The Ohio State Reports: Racial Preferences

John D. Sailer

Two months after I requested copies of all of Ohio State’s diversity recruitment reports—though many months before my request was fulfilled—the university updated its hiring protocols. As their representative told me, the new hiring guidelines align with the “legal requirement to consider all qualified applicants without regard to” the broad gamut of identity categories like race, sex, and national origin.

At first glance, this is a somewhat odd clarification, implying that the previous guidelines might not have aligned perfectly with a “legal requirement.” In light of the records, the clarification makes sense.

The documents give an exclusive, deep, and exhaustive look at what DEI requirements look like in practice. They describe how job applicants were eliminated solely on the basis of their diversity statements. They describe how statements were evaluated using ideologically-charged rubrics. They show how candidates were praised for embracing boutique identity categories (“a first generation, fat, queer scholar of color”) and overt identity politics.

And ultimately, they show evidence of racial preferences in faculty hiring.

  • For a role in Medical Anthropology: 67 scholars applied. As I put it in the Wall Street Journal, “the four finalists include the only two black applicants and the only Native American applicant.”
  • For a role in Communications: 8.7% of the applicants were hispanic—four candidates total. Two of the three finalists were hispanic.
  • A search committee in Geometry and Topology noted that gender diversity was the “the most pressing” demographic need. Of the 451 applicants, 18% were women. Two of the three finalists were women.

Of course, this is not definitive proof of racial preferences. The reports, however, often made passing reference to such preferences.

  • For a role in Military History: “during the screening process, the search committee not only paid attention to the diverse backgrounds of the applicants but also screened the applicants' diversity statements as well as diversity-related topics in their research and teaching profile.”
  • For a role in Geodesy: “Diversity and inclusion featured prominently in all our discussions. Naturally, most weight was given to candidates from URM backgrounds, but we also gave considerable weight to the diversity statements that were provided by all candidates. Of the non-URM candidates, some were moved down in our rankings due to a perceived lack of commitment to diversity, while others received extra points for their thoughtful diversity statements.”

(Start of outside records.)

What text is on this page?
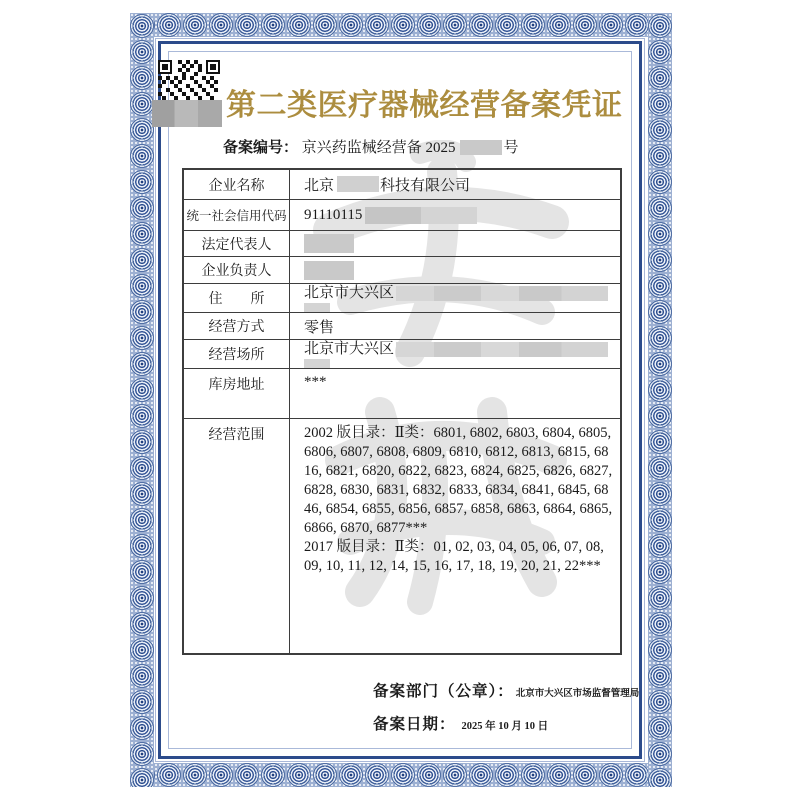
第二类医疗器械经营备案凭证
备案编号： 京兴药监械经营备 2025	号
企业名称	北京	科技有限公司
统一社会信用代码 91110115
法定代表人
企业负责人
住　　所	北京市大兴区
经营方式	零售
经营场所	北京市大兴区
库房地址	***
经营范围	2002 版目录：Ⅱ类：6801, 6802, 6803, 6804, 6805, 6806, 6807, 6808, 6809, 6810, 6812, 6813, 6815, 6816, 6821, 6820, 6822, 6823, 6824, 6825, 6826, 6827, 6828, 6830, 6831, 6832, 6833, 6834, 6841, 6845, 6846, 6854, 6855, 6856, 6857, 6858, 6863, 6864, 6865, 6866, 6870, 6877***
2017 版目录：Ⅱ类：01, 02, 03, 04, 05, 06, 07, 08, 09, 10, 11, 12, 14, 15, 16, 17, 18, 19, 20, 21, 22***
备案部门（公章）： 北京市大兴区市场监督管理局
备案日期： 2025 年 10 月 10 日
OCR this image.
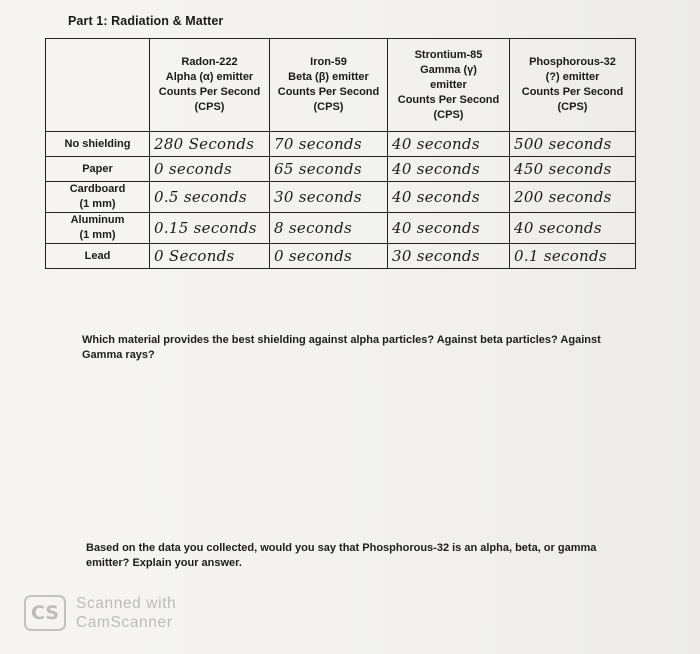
Part 1: Radiation & Matter

	Radon-222
Alpha (α) emitter
Counts Per Second
(CPS)	Iron-59
Beta (β) emitter
Counts Per Second
(CPS)	Strontium-85
Gamma (γ)
emitter
Counts Per Second
(CPS)	Phosphorous-32
(?) emitter
Counts Per Second
(CPS)

No shielding	280 Seconds	70 seconds	40 seconds	500 seconds
Paper	0 seconds	65 seconds	40 seconds	450 seconds

Cardboard
(1 mm)	0.5 seconds	30 seconds	40 seconds	200 seconds

Aluminum
(1 mm)	0.15 seconds	8 seconds	40 seconds	40 seconds
Lead	0 Seconds	0 seconds	30 seconds	0.1 seconds
Which material provides the best shielding against alpha particles? Against beta particles? Against Gamma rays?
Based on the data you collected, would you say that Phosphorous-32 is an alpha, beta, or gamma emitter? Explain your answer.
CS	Scanned with
CamScanner
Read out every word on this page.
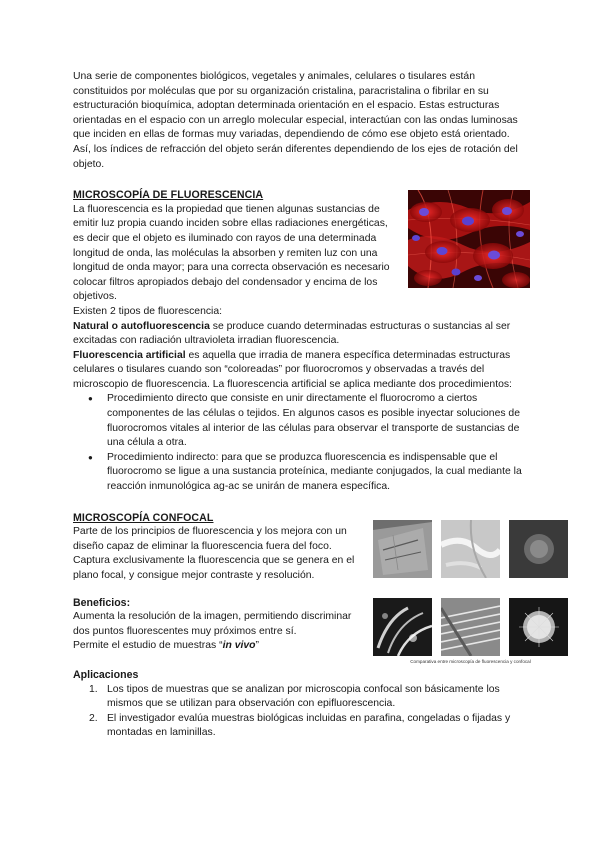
Una serie de componentes biológicos, vegetales y animales, celulares o tisulares están constituidos por moléculas que por su organización cristalina, paracristalina o fibrilar en su estructuración bioquímica, adoptan determinada orientación en el espacio. Estas estructuras orientadas en el espacio con un arreglo molecular especial, interactúan con las ondas luminosas que inciden en ellas de formas muy variadas, dependiendo de cómo ese objeto está orientado. Así, los índices de refracción del objeto serán diferentes dependiendo de los ejes de rotación del objeto.

MICROSCOPÍA DE FLUORESCENCIA

La fluorescencia es la propiedad que tienen algunas sustancias de emitir luz propia cuando inciden sobre ellas radiaciones energéticas, es decir que el objeto es iluminado con rayos de una determinada longitud de onda, las moléculas la absorben y remiten luz con una longitud de onda mayor; para una correcta observación es necesario colocar filtros apropiados debajo del condensador y encima de los objetivos.

Existen 2 tipos de fluorescencia:

Natural o autofluorescencia se produce cuando determinadas estructuras o sustancias al ser excitadas con radiación ultravioleta irradian fluorescencia.

Fluorescencia artificial es aquella que irradia de manera específica determinadas estructuras celulares o tisulares cuando son “coloreadas” por fluorocromos y observadas a través del microscopio de fluorescencia. La fluorescencia artificial se aplica mediante dos procedimientos:

● Procedimiento directo que consiste en unir directamente el fluorocromo a ciertos componentes de las células o tejidos. En algunos casos es posible inyectar soluciones de fluorocromos vitales al interior de las células para observar el transporte de sustancias de una célula a otra.
● Procedimiento indirecto: para que se produzca fluorescencia es indispensable que el fluorocromo se ligue a una sustancia proteínica, mediante conjugados, la cual mediante la reacción inmunológica ag-ac se unirán de manera específica.
MICROSCOPÍA CONFOCAL
Comparativa entre microscopía de fluorescencia y confocal

Parte de los principios de fluorescencia y los mejora con un diseño capaz de eliminar la fluorescencia fuera del foco. Captura exclusivamente la fluorescencia que se genera en el plano focal, y consigue mejor contraste y resolución.

Beneficios:

Aumenta la resolución de la imagen, permitiendo discriminar dos puntos fluorescentes muy próximos entre sí.

Permite el estudio de muestras “in vivo”

Aplicaciones
1. Los tipos de muestras que se analizan por microscopia confocal son básicamente los mismos que se utilizan para observación con epifluorescencia.
2. El investigador evalúa muestras biológicas incluidas en parafina, congeladas o fijadas y montadas en laminillas.
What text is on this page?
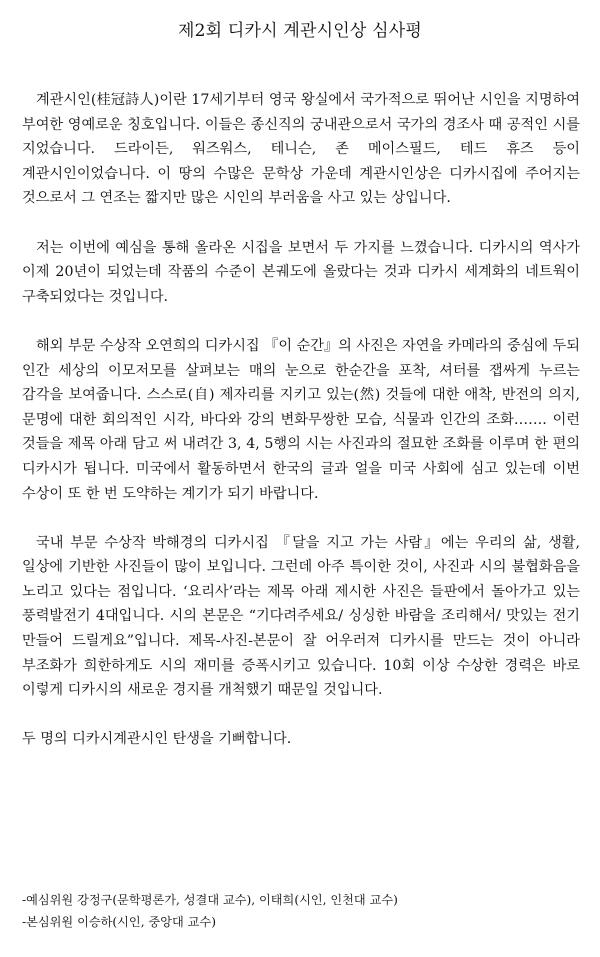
제2회 디카시 계관시인상 심사평

계관시인(桂冠詩人)이란 17세기부터 영국 왕실에서 국가적으로 뛰어난 시인을 지명하여 부여한 영예로운 칭호입니다. 이들은 종신직의 궁내관으로서 국가의 경조사 때 공적인 시를 지었습니다. 드라이든, 워즈워스, 테니슨, 존 메이스필드, 테드 휴즈 등이 계관시인이었습니다. 이 땅의 수많은 문학상 가운데 계관시인상은 디카시집에 주어지는 것으로서 그 연조는 짧지만 많은 시인의 부러움을 사고 있는 상입니다.

저는 이번에 예심을 통해 올라온 시집을 보면서 두 가지를 느꼈습니다. 디카시의 역사가 이제 20년이 되었는데 작품의 수준이 본궤도에 올랐다는 것과 디카시 세계화의 네트웍이 구축되었다는 것입니다.

해외 부문 수상작 오연희의 디카시집 『이 순간』의 사진은 자연을 카메라의 중심에 두되 인간 세상의 이모저모를 살펴보는 매의 눈으로 한순간을 포착, 셔터를 잽싸게 누르는 감각을 보여줍니다. 스스로(自) 제자리를 지키고 있는(然) 것들에 대한 애착, 반전의 의지, 문명에 대한 회의적인 시각, 바다와 강의 변화무쌍한 모습, 식물과 인간의 조화……. 이런 것들을 제목 아래 담고 써 내려간 3, 4, 5행의 시는 사진과의 절묘한 조화를 이루며 한 편의 디카시가 됩니다. 미국에서 활동하면서 한국의 글과 얼을 미국 사회에 심고 있는데 이번 수상이 또 한 번 도약하는 계기가 되기 바랍니다.

국내 부문 수상작 박해경의 디카시집 『달을 지고 가는 사람』에는 우리의 삶, 생활, 일상에 기반한 사진들이 많이 보입니다. 그런데 아주 특이한 것이, 사진과 시의 불협화음을 노리고 있다는 점입니다. ‘요리사’라는 제목 아래 제시한 사진은 들판에서 돌아가고 있는 풍력발전기 4대입니다. 시의 본문은 “기다려주세요/ 싱싱한 바람을 조리해서/ 맛있는 전기 만들어 드릴게요”입니다. 제목-사진-본문이 잘 어우러져 디카시를 만드는 것이 아니라 부조화가 희한하게도 시의 재미를 증폭시키고 있습니다. 10회 이상 수상한 경력은 바로 이렇게 디카시의 새로운 경지를 개척했기 때문일 것입니다.

두 명의 디카시계관시인 탄생을 기뻐합니다.

-예심위원 강정구(문학평론가, 성결대 교수), 이태희(시인, 인천대 교수)
-본심위원 이승하(시인, 중앙대 교수)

But one example stands out, worth quoting at length.

  • French and Francophone Studies with a specialization in Black France: “The Search committee members were keenly aware of the need to prioritize the hiring of a visible minority especially given the nature of the job description. We thus selected a pool of 12 candidates for initial Zoom interviews that reflected this exigency.”
  • The same report then adds: “In our deliberations to select finalists, the importance of bringing Black scholars to campus was deemed to be essential. We thus chose three Black candidates, two of who are of Caribbean descent and one from Senegal. We decided as a committee that diversity was just as important as perceived merit as we made our selections.”
  • Finally: “We actively sought to create a pool of 3 finalists who were of color. We agreed as a committee that diversity was a crucial factor alongside perceived merit as we made our selection.”